Guest Contributor | Apr 20, 2017 | 0
The Politics of Black Hair Exhibition
Despite the city lights that twinkled in a blurry haze and the wind sighing and thrashing the tree tops due to the cold rain on Tuesday evening, the Franco Namibian Cultural Centre held its latest exhibition titled, “The Politics of Black Hair” by photojournalist Hildegard Titus. The exhibition is on show until 30 June at restaurant La bonne table.
The exhibition showcases an array of pictures of black woman adorned in different hairstyles, mostly from Windhoek but also from the suburbs of London (UK) such as Brixton. The subjects in these exhibition are very culturally diverse as Titus captures the Nama lady wearing her modest “doekie”, to an Ovahimba woman’s sculpted locks of clay and ointment. The exhibition also explores new alternative hairstyles such as synthetic extensions to the black hair in its disarrayed natural state.

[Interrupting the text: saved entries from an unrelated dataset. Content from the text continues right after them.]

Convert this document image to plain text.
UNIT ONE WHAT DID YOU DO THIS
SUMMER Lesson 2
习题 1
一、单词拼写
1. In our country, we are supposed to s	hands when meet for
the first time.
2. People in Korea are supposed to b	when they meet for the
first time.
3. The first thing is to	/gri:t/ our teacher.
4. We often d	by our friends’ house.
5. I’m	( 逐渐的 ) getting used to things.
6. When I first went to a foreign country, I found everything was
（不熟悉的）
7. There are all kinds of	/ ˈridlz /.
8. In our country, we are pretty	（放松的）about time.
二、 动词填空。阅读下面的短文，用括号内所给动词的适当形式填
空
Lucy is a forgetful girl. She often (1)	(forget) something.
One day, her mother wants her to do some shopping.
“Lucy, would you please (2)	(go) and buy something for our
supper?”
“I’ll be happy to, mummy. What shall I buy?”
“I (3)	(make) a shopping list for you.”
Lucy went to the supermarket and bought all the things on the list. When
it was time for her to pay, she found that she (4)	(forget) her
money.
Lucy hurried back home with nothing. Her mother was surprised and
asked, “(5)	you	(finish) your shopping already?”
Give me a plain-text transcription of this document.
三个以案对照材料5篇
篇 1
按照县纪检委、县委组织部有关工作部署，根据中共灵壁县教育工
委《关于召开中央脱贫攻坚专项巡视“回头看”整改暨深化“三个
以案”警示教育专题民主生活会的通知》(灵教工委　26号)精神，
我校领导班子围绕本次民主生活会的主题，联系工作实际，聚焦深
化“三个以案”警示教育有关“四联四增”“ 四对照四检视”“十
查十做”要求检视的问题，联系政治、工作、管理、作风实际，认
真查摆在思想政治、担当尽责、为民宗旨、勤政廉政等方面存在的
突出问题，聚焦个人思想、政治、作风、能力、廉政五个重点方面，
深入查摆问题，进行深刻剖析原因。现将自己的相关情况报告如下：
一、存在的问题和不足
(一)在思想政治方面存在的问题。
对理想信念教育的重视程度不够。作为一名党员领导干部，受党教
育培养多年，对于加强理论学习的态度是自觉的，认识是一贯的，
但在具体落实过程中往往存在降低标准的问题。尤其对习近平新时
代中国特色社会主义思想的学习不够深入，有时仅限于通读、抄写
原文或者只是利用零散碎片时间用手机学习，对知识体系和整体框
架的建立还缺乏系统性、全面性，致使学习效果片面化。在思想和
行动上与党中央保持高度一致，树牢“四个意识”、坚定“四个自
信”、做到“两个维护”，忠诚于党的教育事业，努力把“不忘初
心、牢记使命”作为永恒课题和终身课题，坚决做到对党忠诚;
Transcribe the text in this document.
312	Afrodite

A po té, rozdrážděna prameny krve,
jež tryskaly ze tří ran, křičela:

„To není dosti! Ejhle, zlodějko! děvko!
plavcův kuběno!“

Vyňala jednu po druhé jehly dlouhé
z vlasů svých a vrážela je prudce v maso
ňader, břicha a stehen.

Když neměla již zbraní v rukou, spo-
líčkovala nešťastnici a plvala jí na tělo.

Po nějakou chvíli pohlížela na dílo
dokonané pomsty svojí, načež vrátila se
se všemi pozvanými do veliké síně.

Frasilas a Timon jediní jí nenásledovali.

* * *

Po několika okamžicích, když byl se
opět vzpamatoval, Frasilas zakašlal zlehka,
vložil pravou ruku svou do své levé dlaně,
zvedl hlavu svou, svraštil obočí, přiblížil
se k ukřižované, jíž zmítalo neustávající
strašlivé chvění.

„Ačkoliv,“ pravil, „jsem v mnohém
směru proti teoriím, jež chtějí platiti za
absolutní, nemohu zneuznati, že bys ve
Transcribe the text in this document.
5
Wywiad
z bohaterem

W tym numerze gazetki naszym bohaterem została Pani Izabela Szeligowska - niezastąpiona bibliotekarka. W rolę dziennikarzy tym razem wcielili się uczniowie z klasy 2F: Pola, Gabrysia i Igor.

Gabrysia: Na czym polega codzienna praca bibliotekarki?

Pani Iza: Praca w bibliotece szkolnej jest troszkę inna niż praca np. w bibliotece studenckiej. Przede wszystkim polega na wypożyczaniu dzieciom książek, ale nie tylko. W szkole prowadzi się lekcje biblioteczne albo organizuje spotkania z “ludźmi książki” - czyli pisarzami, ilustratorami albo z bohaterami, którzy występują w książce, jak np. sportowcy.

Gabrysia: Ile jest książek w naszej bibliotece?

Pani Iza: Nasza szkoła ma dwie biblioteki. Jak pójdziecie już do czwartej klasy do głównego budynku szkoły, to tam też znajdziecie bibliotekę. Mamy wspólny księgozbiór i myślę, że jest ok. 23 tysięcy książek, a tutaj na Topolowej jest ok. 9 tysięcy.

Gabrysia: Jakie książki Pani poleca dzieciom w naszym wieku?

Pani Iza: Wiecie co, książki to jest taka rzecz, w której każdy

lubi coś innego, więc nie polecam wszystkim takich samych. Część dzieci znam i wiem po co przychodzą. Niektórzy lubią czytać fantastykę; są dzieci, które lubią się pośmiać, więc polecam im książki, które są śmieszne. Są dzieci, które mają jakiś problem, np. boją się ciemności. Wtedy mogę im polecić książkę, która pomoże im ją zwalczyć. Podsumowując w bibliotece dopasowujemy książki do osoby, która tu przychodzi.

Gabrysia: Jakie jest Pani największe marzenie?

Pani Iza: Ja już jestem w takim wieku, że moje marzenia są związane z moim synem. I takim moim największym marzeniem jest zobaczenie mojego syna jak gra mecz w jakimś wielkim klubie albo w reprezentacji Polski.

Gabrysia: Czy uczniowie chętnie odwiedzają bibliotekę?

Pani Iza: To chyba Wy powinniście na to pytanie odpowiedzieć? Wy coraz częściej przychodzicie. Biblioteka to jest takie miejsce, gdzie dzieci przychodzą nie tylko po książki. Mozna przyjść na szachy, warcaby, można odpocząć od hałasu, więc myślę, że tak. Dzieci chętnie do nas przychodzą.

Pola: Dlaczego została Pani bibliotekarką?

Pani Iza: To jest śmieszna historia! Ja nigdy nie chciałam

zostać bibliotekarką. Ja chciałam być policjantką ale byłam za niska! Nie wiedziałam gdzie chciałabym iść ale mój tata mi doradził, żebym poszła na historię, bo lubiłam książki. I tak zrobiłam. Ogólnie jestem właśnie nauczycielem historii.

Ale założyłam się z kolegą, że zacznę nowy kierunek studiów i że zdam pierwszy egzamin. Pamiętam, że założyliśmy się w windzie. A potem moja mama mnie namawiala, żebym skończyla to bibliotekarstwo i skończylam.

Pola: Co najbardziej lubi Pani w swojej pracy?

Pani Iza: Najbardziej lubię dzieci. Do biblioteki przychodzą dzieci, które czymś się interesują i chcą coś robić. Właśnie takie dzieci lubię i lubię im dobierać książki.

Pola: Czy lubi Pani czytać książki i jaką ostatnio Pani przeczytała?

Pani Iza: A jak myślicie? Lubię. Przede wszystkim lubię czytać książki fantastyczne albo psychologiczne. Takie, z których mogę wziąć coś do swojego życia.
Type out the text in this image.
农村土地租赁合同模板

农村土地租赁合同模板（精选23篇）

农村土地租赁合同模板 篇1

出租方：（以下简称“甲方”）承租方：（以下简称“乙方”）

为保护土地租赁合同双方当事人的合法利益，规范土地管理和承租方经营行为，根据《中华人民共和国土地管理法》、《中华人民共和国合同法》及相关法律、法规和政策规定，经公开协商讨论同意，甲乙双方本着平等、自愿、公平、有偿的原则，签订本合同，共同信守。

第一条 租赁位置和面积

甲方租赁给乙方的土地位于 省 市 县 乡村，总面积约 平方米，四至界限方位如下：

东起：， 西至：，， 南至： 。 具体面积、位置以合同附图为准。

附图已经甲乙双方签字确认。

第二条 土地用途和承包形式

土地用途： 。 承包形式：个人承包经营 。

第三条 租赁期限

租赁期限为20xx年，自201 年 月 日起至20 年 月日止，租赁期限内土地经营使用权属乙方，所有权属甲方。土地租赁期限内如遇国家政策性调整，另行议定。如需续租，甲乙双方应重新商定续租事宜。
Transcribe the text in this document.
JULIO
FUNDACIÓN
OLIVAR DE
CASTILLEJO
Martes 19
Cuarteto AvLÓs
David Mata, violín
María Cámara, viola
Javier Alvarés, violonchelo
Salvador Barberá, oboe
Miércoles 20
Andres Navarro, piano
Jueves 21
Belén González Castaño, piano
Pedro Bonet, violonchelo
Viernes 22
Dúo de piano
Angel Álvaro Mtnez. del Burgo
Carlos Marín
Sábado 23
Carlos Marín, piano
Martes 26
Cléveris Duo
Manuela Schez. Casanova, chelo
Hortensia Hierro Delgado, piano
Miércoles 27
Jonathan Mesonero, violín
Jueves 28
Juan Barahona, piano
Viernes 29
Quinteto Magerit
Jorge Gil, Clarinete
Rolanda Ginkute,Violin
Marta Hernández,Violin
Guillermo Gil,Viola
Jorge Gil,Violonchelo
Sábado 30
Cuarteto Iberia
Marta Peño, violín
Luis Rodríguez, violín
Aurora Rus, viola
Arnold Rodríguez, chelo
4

Speaking to the Economist, the quirky young photojournalist delved into the inspiration for her work. Titus explained that all her photographs are titled according to the location where the picture was captured. This she does to sensitize audiences that issues related to black hair are similar, and universal. Titus said “in professional settings, a black woman’s natural hair is frowned upon as it is considered untidy.” However she added that people are becoming more educated about their hair, chemicals applied to it, and its history. Thus modern discourses on the perception of hair are evolving as people are more excepting of their roots, she said.
Although the “Politics of Black Hair” exhibition lacks the seasoned gaze of an experienced photographer to capture the subject and tell a whole story with a mere picture, it does however evoke debate around issues of race, politics and identity. Black hairstyles then become a vehicle of the history and pride of black existence.
With regard to the often-cited stigma associated with young black woman wearing their hair in its natural state, Titus reminisced about snarky comments she received from strangers in the past. Remarks such as “you’ve got really nice hair for a black girl” she said portray a lack of respect for the natural state since it shows that people tend to judge any individual by their hair.
Titus showcases the critical and ideological thinking of journalists and brings to the fore the connection between personal issues such as hair and how it surfaces as a political matter through repression and a lack of understanding for certain groups.